Performance Benchmarks

import time
import torch

def benchmark_model(model, tokenizer, prompt: str):
    """Benchmark generation speed."""
    inputs = tokenizer(prompt, return_tensors="pt").to("cuda")

    start = time.time()
    with torch.no_grad():
        outputs = model.generate(
            **inputs,
            max_new_tokens=100,
            temperature=0.7
        )
    elapsed = time.time() - start

    tokens = len(outputs[0])
    speed = tokens / elapsed

    print(f"Generated {tokens} tokens in {elapsed:.2f}s ({speed:.1f} tokens/sec)")
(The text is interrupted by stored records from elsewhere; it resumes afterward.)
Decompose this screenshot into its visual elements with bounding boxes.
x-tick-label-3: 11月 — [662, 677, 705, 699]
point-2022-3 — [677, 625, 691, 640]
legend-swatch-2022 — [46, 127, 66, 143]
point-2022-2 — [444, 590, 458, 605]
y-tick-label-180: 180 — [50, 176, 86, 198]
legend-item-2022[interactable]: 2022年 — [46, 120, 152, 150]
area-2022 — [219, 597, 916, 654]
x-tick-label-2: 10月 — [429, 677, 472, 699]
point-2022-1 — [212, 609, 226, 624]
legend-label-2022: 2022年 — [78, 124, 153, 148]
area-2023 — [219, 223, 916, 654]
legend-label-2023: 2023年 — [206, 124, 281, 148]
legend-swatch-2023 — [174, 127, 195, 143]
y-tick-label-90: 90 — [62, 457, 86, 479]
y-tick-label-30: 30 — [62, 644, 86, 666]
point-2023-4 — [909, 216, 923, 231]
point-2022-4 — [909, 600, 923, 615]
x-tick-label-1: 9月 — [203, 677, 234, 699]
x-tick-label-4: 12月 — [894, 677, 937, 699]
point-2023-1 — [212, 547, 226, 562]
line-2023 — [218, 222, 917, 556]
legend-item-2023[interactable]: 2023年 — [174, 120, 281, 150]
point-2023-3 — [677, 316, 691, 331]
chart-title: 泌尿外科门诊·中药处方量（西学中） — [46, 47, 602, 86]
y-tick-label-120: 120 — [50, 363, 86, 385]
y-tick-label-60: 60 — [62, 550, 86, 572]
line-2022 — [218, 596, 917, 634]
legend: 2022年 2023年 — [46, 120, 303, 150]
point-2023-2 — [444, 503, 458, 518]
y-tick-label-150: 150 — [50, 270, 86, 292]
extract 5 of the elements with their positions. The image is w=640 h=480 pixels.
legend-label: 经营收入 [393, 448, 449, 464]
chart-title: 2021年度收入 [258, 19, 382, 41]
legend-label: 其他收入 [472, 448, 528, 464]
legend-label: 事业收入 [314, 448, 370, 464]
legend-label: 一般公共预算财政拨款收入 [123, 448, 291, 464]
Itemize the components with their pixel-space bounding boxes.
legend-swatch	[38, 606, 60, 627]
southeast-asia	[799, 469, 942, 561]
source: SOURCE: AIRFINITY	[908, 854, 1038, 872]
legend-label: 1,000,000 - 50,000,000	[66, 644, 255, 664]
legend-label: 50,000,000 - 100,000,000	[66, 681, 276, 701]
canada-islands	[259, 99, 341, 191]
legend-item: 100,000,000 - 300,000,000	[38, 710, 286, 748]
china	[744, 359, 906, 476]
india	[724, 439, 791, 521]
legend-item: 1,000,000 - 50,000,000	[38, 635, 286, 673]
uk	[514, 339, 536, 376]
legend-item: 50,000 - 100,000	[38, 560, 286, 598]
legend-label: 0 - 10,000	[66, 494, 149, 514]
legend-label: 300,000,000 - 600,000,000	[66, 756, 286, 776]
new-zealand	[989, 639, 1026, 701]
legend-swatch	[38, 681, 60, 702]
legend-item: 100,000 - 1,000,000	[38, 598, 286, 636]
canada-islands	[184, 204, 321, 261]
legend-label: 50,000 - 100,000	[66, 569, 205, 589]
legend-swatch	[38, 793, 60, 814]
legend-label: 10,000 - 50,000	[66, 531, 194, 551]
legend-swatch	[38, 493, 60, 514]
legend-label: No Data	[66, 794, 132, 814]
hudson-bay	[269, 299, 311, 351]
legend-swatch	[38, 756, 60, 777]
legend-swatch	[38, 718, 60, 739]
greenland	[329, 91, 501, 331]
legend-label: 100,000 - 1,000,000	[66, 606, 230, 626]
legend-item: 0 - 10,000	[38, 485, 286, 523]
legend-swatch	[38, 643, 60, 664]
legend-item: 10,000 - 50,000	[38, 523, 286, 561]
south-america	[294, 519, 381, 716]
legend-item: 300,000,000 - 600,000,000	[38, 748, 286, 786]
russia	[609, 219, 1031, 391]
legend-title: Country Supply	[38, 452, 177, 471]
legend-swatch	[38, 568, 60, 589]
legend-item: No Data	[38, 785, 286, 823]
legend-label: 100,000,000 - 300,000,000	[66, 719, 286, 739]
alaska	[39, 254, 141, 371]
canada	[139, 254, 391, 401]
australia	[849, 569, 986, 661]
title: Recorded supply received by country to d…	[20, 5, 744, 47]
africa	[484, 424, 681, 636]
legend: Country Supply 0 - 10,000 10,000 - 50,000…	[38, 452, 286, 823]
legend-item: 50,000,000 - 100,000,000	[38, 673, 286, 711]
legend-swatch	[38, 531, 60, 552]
benchmark_model(model, tokenizer, "Machine learning is")

Optimization Tips

Use quantization for memory efficiency
Enable Flash Attention for speed
Use bfloat16 for GPU optimization
Batch requests when possible
Cache KV for faster generation

# Flash Attention (if supported)
model = AutoModelForCausalLM.from_pretrained(
    "meta-llama/Llama-2-7b-hf",
    attn_implementation="flash_attention_2",
    torch_dtype=torch.float16,
    device_map="auto"
)

Conclusion

LLaMA 3 provides powerful open-source LLM capabilities. With proper optimization, run these models efficiently on consumer hardware.

FAQ

Q: What's the difference between LLaMA 2 and 3? A: LLaMA 3 is more capable, better at instructions, and has improved reasoning. 8B is on par with 13B from previous versions.

Q: Can I run 70B locally? A: Yes, with 8-bit quantization on 32GB RAM + RTX 3090, or 16GB VRAM on A100.

Q: Should I use LLaMA or Mistral? A: Mistral is faster and lighter. LLaMA is more capable. Choose based on your speed/quality trade-off.